Real estate broker
Miami Beach planning board member, former president South of Fifth Neighborhood Association
This post is part of our voter guide for the Nov. 5 local elections. Head to the main landing page for a guide to some other key races.
Commission seats in Miami Beach are at-large positions, so the groups don’t represent any particular neighborhood or section of the city.
This interview has been lightly edited. Barrineau’s opponents are Steven Meiner, Kristen Rosen Gonzalez and Rafael Velasquez.
What would your top 3 priorities be as commissioner?
I will protect our quality of life, ensure we support arts and culture in a safe environment and protect the rights of everyone who lives, works and visits Miami Beach. I’ll maintain a laser focus on three unresolved issues: 1) public safety 2) mobility & traffic 3) flooding & sea level rise. As your Commissioner, I will work hard to be your strong advocate and problem solver.
What does a resilient and sustainable city look like to you?
Miami Beach has a global platform and we have a responsibility to be a world leader on sustainability and protecting our natural environment. We must continue to be proactive in our battle against climate change and sea level rise. The city started in 2013 with pumps and road raising. As we learn and improve, we need to integrate solar infrastructure and blue/green elements to absorb and naturally treat stormwater. We also need more engagement and collaboration with residents and stakeholders in the decision making process. I also support our City’s effort to move away from single use plastics, our 5,000 tree planting program and new parks and green space initiatives included in the 2018 [general obligation] bond.
What will you do to increase transparency and accountability for public officials?
We’ve made some progress in this area over the past few years. As president of Miami Beach United, I worked on and helped to pass the “Residents Right to Know” ordinance in 2017. In 2018, [80 percent of] Miami Beach residents voted to create an office of Inspector General. The new City Hall watchdog will be tasked with making city government more efficient, scrutinizing contracts and investigating complaints, corruption and fraud.
What steps should Miami Beach take to combat homelessness?
Residents often ask me about the challenges we face with homelessness in our community. A truly national tragedy, we need to shift our focus from managing homelessness to ending homelessness. Over 90 percent of homeless persons in Miami Beach became homeless in another part of the county and migrated to Miami Beach. I favor a dual approach to this complex issue that balances outreach initiatives with law enforcement. This includes our referrals to mental and physical health services, purchases of our own emergency shelter beds and homeless employment programs. On the law enforcement side, I support our city prosecutor and efforts to enforce city ordinances, remove repeat offenders and keep our city streets safe.
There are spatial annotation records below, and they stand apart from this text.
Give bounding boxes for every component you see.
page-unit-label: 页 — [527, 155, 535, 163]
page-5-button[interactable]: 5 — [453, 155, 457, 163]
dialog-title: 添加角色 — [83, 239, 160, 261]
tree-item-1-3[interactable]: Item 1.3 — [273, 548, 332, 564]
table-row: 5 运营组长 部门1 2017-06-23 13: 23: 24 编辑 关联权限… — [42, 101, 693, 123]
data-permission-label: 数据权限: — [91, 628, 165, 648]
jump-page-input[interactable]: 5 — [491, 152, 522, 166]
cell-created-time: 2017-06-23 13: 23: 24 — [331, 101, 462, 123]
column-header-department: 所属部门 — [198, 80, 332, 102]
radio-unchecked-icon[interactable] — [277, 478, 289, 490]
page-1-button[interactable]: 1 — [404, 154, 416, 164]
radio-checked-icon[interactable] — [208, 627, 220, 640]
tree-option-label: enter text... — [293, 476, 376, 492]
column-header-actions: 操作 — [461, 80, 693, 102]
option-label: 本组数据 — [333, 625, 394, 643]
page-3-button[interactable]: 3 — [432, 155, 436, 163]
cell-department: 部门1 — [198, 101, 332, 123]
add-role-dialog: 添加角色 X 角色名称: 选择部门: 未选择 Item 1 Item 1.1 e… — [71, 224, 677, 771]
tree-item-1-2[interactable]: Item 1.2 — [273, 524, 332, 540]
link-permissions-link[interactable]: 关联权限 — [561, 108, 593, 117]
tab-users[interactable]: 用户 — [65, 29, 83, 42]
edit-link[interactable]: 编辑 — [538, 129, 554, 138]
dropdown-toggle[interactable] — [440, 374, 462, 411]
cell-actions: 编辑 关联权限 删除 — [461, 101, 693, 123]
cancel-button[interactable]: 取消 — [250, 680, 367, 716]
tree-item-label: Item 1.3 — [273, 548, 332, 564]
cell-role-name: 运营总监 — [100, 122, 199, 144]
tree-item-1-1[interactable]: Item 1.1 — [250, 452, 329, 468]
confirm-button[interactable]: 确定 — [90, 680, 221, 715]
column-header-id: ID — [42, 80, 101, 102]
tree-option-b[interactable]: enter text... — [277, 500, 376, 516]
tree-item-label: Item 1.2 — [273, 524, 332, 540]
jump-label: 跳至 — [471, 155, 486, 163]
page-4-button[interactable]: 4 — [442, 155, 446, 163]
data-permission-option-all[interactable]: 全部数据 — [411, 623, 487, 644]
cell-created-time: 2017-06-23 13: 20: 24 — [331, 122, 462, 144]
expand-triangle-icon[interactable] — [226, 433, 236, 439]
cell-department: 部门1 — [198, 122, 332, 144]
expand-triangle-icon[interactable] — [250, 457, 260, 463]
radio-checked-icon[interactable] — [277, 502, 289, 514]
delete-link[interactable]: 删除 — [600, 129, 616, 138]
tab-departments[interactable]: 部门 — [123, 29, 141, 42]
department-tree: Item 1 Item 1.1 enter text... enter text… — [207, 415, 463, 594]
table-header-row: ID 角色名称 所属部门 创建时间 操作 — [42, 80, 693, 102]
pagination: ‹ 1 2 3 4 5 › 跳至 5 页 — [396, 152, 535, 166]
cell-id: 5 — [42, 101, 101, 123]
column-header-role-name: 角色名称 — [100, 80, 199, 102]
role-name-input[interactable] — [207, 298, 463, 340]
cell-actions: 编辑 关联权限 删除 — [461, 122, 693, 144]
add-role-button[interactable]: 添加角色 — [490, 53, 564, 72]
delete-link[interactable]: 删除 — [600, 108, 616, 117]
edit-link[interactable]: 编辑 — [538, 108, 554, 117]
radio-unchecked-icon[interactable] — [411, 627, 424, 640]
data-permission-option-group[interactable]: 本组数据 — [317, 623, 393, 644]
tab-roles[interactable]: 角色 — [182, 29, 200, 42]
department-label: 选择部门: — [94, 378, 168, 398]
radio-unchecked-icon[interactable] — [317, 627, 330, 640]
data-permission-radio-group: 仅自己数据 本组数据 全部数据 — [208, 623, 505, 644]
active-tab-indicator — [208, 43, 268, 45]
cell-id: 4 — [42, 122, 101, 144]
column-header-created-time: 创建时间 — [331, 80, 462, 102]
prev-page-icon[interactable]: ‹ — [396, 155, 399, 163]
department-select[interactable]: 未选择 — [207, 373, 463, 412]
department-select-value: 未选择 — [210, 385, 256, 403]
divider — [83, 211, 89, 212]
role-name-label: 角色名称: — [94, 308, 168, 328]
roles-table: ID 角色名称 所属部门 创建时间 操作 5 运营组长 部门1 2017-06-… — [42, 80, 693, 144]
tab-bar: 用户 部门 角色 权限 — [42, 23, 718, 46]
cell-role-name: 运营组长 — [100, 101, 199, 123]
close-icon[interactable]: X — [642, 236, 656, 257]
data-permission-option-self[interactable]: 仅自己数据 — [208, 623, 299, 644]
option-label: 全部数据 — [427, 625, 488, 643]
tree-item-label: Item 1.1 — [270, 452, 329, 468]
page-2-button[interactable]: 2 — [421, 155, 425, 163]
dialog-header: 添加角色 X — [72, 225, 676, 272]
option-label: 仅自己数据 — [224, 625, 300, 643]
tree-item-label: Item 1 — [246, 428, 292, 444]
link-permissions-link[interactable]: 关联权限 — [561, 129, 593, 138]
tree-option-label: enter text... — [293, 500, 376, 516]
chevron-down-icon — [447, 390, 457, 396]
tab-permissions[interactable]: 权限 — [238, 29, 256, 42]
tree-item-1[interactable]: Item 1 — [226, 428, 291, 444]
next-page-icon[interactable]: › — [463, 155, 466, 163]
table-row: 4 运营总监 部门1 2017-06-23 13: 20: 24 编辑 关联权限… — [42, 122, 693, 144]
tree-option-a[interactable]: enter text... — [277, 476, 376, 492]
What does responsible development look like in Miami Beach?
1) Inform and engage residents regarding quality of life impact. Residents respected and considered full partners in the decision making process.
2) Assess the traffic impact of proposed new developments in order to reduce driving trips and facilitate the smooth flow of traffic during construction and after completion of the
project. Approval of new projects contingent on an adequate traffic mitigation plan.
3) Protect the character and context of existing neighborhoods with low scale developments.
4) Prioritize tree planting, green space, open space, landscaping and play areas.
5) Require a significant public benefit with new large-scale developments.
6) Pursue new housing affordability initiatives for all income levels below the very top. Miami Beach must be more than a playground for the rich and famous.
7) Public lands should be open and available for the sustainable use and enjoyment of residents and visitors. We have a responsibility to protect and preserve our public lands for future generations. The Nikki Beach lease should not be renewed. The City owned property located at 1 Ocean Drive should be returned to public use and re-purposed as a spectacular, City owned, seaside park upon lease expiration.
How do you think areas like Washington Avenue and Lincoln Road should address their vacancies and lost businesses?
In the short term, we can’t change the macro trend of consumers switching to internet shopping and the overbuilt retail environment that has resulted. Here’s what we can do: My vision for both districts includes a magnificent pedestrian streetscape and outdoor botanical park filled with art exhibits, fashion shows and performances. A destination experience for residents and visitors that new local businesses, restaurants and sidewalk cafes will want to serve. Business improvement districts (BID) have been formed on Lincoln Road and Washington Avenue. Funding is in place and substantial infrastructure investments and improvements are on the way.
Do you support the latest Baylink proposals to connect Miami and Miami Beach?
I support a connection to Miami and the airport which are long overdue. I do not support the recent vendor-initiated proposal that could open the door to casino gambling in Miami Beach. We should consider extending the downtown Metromover to Miami Beach and continue to build on this popular transportation option.
What steps should the city take to reduce pollution in Biscayne Bay and on the beaches?
Sadly, sewage spills and pollution in Biscayne Bay are common occurrences these days. New pumps in Miami Beach are depositing unfiltered stormwater into Biscayne Bay. The health of the bay and our supply of clean water supply are at risk. As commissioner, I will implement state-of-the-art water treatment systems through blue- green infrastructure. I will also work with county and state officials to replace aging sewage pipes and cleanup Biscayne Bay.